Он увидел, как она засмеялась, прикрывая рот рукой и охая от боли в губах. В руках ее была кукла, и она ее пестрым сарафанчиком прикрыла свой подбородок. Но вдруг лицо Нины сделалось серьезным, поискала глазами девочек, они теперь стояли рядом у нее в ногах, и глаза ее потеплели:
— Ну, девочки, спасибо вам за куклу. Я без вас буду играть. До свидания!
Когда они вышли, Нина вздохнув, сказала:
— Новые мои дочки. Это я их снова выродила… — И к Егору: — Сядь. — Нина взяла его руку в свою. Рука у нее была сухая и горячая.

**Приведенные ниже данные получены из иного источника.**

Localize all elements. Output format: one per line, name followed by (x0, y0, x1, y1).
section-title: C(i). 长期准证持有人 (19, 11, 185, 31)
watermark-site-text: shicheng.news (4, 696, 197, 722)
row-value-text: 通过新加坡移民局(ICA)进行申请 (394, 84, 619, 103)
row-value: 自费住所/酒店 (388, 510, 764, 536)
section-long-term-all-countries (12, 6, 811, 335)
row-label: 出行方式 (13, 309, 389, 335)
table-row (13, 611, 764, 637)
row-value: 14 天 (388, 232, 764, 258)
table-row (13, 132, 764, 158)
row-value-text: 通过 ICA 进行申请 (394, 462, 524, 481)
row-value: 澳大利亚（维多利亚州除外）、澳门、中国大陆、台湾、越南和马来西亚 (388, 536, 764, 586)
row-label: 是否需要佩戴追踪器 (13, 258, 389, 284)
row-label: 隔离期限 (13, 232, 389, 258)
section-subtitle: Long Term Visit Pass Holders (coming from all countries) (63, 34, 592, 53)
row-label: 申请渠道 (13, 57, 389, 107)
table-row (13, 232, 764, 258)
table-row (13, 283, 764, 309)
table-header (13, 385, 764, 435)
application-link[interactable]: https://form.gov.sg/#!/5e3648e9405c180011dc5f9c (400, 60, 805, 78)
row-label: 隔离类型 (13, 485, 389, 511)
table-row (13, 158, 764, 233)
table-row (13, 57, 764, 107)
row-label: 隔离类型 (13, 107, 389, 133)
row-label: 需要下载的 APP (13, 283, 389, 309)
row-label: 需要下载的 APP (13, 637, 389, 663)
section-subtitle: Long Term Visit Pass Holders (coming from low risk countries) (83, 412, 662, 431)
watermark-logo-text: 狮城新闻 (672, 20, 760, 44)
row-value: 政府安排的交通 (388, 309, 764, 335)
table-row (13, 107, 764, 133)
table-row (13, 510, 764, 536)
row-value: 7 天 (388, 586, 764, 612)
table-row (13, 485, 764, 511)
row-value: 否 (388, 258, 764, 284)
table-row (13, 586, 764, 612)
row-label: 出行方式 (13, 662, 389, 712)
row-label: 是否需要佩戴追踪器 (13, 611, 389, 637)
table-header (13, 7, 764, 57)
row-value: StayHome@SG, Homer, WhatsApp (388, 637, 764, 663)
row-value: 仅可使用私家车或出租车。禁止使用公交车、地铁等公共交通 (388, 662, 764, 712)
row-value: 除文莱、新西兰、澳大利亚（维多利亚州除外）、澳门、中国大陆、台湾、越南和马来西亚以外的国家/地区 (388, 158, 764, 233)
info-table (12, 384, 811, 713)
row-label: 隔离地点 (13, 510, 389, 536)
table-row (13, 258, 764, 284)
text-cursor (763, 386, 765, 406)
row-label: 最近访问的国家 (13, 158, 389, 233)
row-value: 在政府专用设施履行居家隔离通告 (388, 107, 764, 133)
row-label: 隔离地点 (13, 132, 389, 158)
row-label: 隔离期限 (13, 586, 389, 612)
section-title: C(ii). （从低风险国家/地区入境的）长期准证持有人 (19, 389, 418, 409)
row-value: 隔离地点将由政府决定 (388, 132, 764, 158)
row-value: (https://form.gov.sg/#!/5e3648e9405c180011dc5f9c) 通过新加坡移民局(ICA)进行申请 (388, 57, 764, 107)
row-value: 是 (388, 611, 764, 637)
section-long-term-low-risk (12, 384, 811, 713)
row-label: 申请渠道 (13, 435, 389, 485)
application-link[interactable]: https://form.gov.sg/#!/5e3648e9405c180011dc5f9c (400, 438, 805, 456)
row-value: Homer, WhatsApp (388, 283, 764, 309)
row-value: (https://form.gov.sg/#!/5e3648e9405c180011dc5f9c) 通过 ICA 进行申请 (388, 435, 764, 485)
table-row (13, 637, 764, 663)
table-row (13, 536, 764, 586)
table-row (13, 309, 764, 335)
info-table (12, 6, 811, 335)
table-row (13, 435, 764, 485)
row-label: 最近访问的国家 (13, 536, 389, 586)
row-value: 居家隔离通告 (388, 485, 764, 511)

— Я вернулась сегодня ночью, — сказала она так спокойно и буднично, будто сообщала, что приехала с Раннамыйза в город. — Я побывала там, знаешь, откуда не возвращаются. Молчи, я ведь понимаю это лучше тебя. Но я вернулась. Нептун все же отпустил меня. Да… — будто вспомнила она что-то, — ты не зови меня больше Морем. Он ревнует. Море должно быть подвластно ему, а я не подвластна. Вот и бесится старик…
— Нина, морюшко мое!
— Молчи! Я знала, что ты приедешь, только мне хотелось, чтобы не опоздал. Теперь мне нечего бояться.
— Нина!
— Ты долго у меня пробудешь?
— Сколько тебе надо. Жаль, что еще не могу быть все время.
— Спасибо. Не думай об этом…
Разговор утомил ее. Серые, единственные для него в мире глаза устало прикрылись. Он встал и, пятясь и не отрывая взгляда от лица ее, вышел из палаты.
В широком коридоре с большими оконными проемами по-прежнему бушевал белый свет ясного зимнего дня.